Thought of another D&D thing:

Gods' packages of interests in tidy buckets!  If you have an interest in the sun, you worship <name of the one sun god>, unless you are also <race>, in which case you worship <racially specific sun god> (unless you're stuck with just <god of race>), who is basically the same except for a minor domain swap and some flavor text.
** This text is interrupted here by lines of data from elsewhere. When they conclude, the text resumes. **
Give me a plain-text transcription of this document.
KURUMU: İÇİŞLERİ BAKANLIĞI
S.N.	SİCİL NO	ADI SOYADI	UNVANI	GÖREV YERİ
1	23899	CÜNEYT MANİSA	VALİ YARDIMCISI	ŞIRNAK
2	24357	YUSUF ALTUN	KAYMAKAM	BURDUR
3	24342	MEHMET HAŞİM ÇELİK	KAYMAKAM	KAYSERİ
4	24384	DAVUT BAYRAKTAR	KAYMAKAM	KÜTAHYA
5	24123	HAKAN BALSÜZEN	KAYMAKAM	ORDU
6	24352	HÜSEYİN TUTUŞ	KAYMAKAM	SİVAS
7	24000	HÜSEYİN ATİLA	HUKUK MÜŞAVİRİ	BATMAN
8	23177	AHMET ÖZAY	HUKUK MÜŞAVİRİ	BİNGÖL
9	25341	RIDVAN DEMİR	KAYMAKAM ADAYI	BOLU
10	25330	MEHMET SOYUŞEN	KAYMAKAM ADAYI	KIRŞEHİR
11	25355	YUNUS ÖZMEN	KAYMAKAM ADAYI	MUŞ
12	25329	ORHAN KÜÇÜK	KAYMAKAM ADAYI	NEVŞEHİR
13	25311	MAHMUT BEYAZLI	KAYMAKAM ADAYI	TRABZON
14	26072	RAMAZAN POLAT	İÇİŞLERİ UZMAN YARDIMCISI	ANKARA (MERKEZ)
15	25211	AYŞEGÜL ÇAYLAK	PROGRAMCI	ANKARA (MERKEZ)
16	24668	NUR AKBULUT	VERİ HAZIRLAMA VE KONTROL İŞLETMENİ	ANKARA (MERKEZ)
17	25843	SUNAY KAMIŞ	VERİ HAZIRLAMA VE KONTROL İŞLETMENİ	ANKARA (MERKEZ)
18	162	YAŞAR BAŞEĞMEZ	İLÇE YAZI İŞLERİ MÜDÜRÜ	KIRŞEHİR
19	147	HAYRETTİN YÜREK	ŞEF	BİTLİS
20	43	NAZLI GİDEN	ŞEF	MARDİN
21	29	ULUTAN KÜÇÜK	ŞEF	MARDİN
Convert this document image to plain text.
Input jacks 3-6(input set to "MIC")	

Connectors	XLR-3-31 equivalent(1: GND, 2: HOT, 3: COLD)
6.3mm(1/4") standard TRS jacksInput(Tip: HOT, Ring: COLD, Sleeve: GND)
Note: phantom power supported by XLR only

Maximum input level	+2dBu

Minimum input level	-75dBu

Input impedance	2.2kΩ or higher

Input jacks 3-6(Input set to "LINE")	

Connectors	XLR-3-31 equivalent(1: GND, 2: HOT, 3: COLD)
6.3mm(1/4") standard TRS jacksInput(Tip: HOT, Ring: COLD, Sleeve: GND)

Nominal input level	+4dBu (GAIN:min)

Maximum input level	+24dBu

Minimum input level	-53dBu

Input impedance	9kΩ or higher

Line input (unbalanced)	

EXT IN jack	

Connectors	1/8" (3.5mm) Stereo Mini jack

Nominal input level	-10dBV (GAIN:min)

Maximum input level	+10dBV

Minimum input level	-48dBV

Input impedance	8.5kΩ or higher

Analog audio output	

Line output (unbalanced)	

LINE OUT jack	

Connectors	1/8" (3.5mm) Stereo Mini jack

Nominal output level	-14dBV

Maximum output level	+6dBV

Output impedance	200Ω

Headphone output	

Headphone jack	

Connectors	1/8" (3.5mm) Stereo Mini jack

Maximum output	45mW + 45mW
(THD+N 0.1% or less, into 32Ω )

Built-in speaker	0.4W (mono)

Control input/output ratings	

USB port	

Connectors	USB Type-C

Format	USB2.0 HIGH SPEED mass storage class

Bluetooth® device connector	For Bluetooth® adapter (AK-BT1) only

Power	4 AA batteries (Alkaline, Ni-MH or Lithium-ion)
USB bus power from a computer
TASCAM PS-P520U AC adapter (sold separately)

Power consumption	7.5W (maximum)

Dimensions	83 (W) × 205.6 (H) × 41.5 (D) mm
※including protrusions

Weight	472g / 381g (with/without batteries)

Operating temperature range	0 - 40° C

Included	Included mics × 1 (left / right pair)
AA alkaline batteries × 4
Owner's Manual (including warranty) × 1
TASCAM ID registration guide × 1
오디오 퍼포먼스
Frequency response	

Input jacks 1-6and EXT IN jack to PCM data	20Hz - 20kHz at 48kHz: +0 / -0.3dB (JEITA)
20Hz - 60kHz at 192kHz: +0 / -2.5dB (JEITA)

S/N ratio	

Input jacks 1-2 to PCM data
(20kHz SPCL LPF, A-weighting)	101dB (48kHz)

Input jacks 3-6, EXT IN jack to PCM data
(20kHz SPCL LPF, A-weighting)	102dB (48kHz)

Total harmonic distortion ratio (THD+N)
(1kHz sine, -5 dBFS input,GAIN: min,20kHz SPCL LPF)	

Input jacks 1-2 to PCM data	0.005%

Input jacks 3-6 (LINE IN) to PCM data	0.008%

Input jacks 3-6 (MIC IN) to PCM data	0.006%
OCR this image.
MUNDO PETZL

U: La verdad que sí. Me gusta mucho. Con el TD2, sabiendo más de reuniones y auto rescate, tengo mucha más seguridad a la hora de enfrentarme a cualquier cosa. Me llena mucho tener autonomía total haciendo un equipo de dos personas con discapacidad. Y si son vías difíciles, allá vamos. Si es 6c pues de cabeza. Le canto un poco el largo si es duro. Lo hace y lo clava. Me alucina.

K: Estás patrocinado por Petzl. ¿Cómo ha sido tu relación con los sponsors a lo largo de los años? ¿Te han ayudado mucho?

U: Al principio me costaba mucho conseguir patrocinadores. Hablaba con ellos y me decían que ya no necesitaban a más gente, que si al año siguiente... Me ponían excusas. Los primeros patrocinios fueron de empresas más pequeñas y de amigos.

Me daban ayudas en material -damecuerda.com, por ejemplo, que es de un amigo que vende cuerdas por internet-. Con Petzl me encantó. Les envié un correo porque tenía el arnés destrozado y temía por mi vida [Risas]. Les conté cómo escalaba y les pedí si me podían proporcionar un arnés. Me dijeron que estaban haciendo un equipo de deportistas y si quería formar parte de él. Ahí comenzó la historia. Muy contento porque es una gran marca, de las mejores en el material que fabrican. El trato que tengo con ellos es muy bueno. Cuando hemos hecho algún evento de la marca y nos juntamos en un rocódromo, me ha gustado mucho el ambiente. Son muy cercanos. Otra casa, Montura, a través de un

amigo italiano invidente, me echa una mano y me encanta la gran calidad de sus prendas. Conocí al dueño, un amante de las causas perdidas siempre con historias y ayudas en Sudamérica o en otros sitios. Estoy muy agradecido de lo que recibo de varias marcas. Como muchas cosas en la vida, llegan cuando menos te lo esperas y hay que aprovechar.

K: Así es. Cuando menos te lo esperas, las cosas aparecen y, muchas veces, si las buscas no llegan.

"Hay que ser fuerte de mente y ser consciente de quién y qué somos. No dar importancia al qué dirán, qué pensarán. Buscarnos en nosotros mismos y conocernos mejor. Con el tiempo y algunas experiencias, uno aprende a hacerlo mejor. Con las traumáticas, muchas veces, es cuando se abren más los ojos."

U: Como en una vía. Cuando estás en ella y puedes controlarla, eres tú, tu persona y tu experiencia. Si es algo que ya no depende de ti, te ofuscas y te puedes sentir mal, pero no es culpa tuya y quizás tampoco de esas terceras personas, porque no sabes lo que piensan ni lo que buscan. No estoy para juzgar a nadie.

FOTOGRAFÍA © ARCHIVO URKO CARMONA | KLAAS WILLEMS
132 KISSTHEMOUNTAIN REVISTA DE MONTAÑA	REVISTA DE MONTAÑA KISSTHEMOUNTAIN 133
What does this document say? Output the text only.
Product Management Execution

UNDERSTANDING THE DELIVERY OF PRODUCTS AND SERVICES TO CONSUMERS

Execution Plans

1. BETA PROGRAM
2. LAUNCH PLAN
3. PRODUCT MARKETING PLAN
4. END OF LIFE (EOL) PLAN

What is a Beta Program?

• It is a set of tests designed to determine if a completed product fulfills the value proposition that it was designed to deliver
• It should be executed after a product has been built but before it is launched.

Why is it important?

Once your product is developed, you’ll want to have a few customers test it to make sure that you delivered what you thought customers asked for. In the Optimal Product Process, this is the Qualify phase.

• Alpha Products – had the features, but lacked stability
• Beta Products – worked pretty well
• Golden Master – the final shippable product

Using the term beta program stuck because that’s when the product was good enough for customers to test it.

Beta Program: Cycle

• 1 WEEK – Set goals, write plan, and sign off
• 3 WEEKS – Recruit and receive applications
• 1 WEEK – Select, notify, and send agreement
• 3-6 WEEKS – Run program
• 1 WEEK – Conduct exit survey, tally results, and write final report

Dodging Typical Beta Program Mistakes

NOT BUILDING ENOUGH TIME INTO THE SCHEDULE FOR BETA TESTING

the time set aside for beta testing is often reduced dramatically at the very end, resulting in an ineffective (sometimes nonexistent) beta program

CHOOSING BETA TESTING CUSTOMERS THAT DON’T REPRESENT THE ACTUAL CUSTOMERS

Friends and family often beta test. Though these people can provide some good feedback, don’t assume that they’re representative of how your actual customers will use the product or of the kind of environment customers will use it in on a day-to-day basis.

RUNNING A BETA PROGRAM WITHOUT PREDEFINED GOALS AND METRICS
I think this comes from a more general modern cultural understanding of ancient pantheons as X God of Y, where someone is God of the Moon, and someone is God of Fire, in tidy buckets. It doesn't map well onto either ancient religion or modern practice around those deities, of course, but school textbooks and little-kid Greek Gods books and movies all seem to operate on that model. Even when they have to be like, "Odin is the God of War! But not like Tyr is God of War. Or is he God of Wisdom? But this wisdom, not that wisdom. We have to decide which Thing he's God Of!" instead of "Odin is a God, and here are some things and stories about him, and here are some things people might pray to him for help with, or some things they might blame or thank him for." And then you get people trying to figure out whether Apollo or Helios is Greek God of the Sun, when they just both get to be gods, both with an interest and power in the sun, and otherwise have very different portfolios.

It's a sort of a lazy shorthand that makes sense to use and helps generate good Terry Pratchett jokes, but ultimately can muddle people's understanding of how gods work. Thoth is god of Thothness. Lakapati is Goddess of Lakapatiness. (And "Thothness" may include such things as, etc., etc., etc.)